House debates

Wednesday, 27 June 2012

Bills

Migration Legislation Amendment (The Bali Process) Bill 2012; Consideration in Detail

5:57 pm

Photo of Rowan RamseyRowan Ramsey (Grey, Liberal Party) Share this | Hansard source

The member for Wakefield; goodness me, I could go on all day! That is one of the very few light notes in this debate.

The issue of asylum seekers and boat people has been a deeply troubling issue for Australia for a long period—over 10 years. As an outsider, when we were looking at round 1 in the times of Tampa and the Pacific solution, I found it difficult enough as a Liberal to accommodate the Liberal position, I must say. I actually visited a resident of Baxter detention centre in that period, at the behest of a friend who was a regular visitor there. He was a fine gentleman; he was Iranian. He would have made a great Australian, I do not have much doubt. But in fact he was found not to be a genuine refugee and he returned to Europe. Therein lies much of the heat of this argument about who are genuine refugees, who are not genuine refugees and on what basis they come to Australia.

There are a few things I would like to say. The Grey electorate was one of the epicentres of the protest movement during those years in the early 2000s. The Woomera detention centre—which, I might add, is still there and could be used—is mothballed. The Woomera detention centre and the Baxter detention centre—which has now been largely dismantled and the remnants handed over to the Defence Force—became the protest centre for Australia every Easter. I wonder now how some members of the government feel about their allies from that time, who used to come up and fight with police, throw rocks and demonstrate outside Baxter detention centre because of the great evil done by John Howard and Philip Ruddock, the member for Berowra, who spoke so powerfully here alongside me earlier in this debate and exposed the truth and the hypocrisy of the arguments put forward on the government side. I wonder where those protesters are now. Where are those hundreds of people that flocked to Baxter and fought with police so they could get on national television? Where are they now? There are more people in detention in Australia now than there were then. but those demonstrators, those people of the far Left decried the Howard government for their inhumane actions—that is the way it was described—and assaulted the Howard government on a daily basis for what they proclaimed was the inhumane Pacific solution. As a Liberal who was uncomfortable with that policy, I came to respect the policy because it worked. It stopped the boats. There were no more boats. There were 300 people in six years.

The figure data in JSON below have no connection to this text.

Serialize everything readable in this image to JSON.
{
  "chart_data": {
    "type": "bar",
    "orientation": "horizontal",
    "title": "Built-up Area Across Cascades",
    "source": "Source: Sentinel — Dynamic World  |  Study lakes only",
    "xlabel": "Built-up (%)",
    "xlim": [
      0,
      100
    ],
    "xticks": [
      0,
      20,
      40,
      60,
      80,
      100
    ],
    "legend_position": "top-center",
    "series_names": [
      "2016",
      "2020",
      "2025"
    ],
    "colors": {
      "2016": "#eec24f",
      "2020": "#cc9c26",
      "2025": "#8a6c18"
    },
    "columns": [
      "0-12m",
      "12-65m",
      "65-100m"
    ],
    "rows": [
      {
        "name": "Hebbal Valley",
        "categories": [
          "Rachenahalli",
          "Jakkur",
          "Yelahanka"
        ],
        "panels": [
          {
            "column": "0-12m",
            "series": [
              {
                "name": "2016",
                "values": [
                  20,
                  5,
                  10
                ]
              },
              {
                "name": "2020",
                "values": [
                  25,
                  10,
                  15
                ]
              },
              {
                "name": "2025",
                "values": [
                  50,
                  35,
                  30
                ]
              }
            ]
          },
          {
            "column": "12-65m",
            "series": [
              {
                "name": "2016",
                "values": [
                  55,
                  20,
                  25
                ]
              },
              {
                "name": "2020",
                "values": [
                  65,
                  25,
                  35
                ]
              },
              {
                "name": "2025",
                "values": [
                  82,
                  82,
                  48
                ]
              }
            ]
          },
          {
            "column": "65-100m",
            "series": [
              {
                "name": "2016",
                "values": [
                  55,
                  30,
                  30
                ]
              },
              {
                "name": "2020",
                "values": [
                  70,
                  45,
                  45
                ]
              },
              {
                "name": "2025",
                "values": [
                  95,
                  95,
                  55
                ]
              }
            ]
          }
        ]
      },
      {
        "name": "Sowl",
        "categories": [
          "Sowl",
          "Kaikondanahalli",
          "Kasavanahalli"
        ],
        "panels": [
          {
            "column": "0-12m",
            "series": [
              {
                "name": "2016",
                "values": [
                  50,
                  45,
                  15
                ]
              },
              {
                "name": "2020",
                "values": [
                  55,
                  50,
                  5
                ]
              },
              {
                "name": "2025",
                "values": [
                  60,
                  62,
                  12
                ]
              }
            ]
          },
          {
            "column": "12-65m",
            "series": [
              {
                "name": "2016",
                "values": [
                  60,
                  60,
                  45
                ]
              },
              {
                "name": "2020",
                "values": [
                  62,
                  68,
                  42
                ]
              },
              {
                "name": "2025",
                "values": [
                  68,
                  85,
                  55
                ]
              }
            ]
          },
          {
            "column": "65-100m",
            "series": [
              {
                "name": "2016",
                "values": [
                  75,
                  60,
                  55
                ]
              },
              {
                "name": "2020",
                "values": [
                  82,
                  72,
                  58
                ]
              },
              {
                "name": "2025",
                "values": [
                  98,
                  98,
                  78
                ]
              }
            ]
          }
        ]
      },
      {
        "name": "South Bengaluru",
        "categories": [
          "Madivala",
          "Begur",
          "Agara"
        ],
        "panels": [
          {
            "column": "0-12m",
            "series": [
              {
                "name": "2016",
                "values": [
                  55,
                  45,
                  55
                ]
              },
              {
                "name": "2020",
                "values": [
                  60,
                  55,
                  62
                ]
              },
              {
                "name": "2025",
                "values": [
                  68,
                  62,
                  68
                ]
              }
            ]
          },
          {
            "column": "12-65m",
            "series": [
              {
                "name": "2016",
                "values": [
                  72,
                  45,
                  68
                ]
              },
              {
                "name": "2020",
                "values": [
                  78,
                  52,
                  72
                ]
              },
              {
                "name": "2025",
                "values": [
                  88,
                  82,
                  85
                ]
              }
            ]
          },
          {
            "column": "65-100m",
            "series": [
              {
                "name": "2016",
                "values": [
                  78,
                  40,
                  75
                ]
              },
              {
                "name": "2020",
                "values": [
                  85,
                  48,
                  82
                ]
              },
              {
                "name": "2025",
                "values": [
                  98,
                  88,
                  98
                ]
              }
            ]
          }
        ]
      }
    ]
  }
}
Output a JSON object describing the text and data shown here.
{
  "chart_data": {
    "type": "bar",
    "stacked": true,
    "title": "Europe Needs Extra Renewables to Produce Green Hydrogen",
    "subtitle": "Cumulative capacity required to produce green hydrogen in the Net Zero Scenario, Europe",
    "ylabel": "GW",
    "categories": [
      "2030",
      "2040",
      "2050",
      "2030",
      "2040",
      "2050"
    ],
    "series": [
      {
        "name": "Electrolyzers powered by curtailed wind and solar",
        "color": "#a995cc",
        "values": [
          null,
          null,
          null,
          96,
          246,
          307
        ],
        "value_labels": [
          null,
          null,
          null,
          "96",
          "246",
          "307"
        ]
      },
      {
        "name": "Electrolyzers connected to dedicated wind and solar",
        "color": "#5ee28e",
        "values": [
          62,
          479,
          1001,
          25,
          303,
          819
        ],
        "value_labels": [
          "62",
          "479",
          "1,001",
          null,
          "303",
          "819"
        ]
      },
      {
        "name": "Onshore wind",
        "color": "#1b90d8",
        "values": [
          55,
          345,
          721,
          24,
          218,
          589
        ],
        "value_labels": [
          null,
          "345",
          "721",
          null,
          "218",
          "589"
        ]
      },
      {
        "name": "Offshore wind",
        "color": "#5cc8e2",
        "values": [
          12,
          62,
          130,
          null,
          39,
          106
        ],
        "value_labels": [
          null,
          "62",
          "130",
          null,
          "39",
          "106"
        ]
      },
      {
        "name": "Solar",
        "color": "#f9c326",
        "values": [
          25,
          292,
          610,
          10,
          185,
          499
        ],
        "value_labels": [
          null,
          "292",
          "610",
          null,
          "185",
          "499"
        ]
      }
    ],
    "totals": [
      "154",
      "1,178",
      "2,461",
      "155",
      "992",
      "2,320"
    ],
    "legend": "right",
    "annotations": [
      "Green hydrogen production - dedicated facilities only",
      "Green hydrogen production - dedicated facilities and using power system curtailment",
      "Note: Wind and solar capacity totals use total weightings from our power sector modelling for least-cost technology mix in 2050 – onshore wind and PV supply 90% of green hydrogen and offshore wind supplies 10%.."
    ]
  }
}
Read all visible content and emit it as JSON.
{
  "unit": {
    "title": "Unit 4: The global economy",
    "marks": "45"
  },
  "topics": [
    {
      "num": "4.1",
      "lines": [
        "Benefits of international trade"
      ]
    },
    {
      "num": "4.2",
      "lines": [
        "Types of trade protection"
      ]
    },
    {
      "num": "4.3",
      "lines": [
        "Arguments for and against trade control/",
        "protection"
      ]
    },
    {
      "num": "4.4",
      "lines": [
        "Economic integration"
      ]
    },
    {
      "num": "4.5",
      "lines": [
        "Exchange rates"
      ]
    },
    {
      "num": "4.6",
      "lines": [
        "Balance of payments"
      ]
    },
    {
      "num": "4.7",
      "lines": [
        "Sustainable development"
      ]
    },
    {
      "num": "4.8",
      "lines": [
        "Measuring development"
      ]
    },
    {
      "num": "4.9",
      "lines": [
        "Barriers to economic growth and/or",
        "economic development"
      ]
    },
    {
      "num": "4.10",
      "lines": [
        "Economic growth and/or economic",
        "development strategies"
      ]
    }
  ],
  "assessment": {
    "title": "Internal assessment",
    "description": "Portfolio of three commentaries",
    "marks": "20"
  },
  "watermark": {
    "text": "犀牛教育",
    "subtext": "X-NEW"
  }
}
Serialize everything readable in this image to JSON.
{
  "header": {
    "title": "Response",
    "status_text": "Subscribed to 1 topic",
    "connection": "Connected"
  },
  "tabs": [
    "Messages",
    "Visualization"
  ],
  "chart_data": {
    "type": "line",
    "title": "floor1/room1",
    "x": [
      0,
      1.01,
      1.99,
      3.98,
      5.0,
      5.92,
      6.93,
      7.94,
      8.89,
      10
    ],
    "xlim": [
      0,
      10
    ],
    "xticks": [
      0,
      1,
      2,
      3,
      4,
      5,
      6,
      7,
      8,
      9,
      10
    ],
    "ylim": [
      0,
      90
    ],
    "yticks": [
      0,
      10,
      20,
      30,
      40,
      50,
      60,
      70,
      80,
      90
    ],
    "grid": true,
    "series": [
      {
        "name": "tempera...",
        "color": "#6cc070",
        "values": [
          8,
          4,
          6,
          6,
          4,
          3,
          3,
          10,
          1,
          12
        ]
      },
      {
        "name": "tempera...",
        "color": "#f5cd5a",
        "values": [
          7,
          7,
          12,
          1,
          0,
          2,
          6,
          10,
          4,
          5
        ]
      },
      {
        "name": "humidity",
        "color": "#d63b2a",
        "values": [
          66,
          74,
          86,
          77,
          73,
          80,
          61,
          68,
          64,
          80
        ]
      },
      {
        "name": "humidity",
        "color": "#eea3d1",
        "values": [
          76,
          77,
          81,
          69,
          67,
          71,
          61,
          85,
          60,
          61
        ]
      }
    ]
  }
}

The hubris of the government—the conceit when it thought it could play with those rules and not make a difference—is almost indescribable. Now the government have turned the full 180 degrees and they ask us to dismantle the human rights that Kim Beazley insisted on when the Liberal government sought the opposition's support when the Pacific solution was introduced. It is difficult to believe that some of the Left who proclaimed such strong support for human rights and values can ask us in Australia to turn our backs. We will send 800 people under the government's proposal to Malaysia, unprocessed with no guarantees on their futures at all. In return we will get 4,000 people who undoubtedly will deserve a new chance in Australia. But there is a system already for them to come into Australia. This is a bridge too far. I told you it was difficult enough in the first place for me to support the old policy, but this asks us to go much further and make the world a harder place. I support the amendments.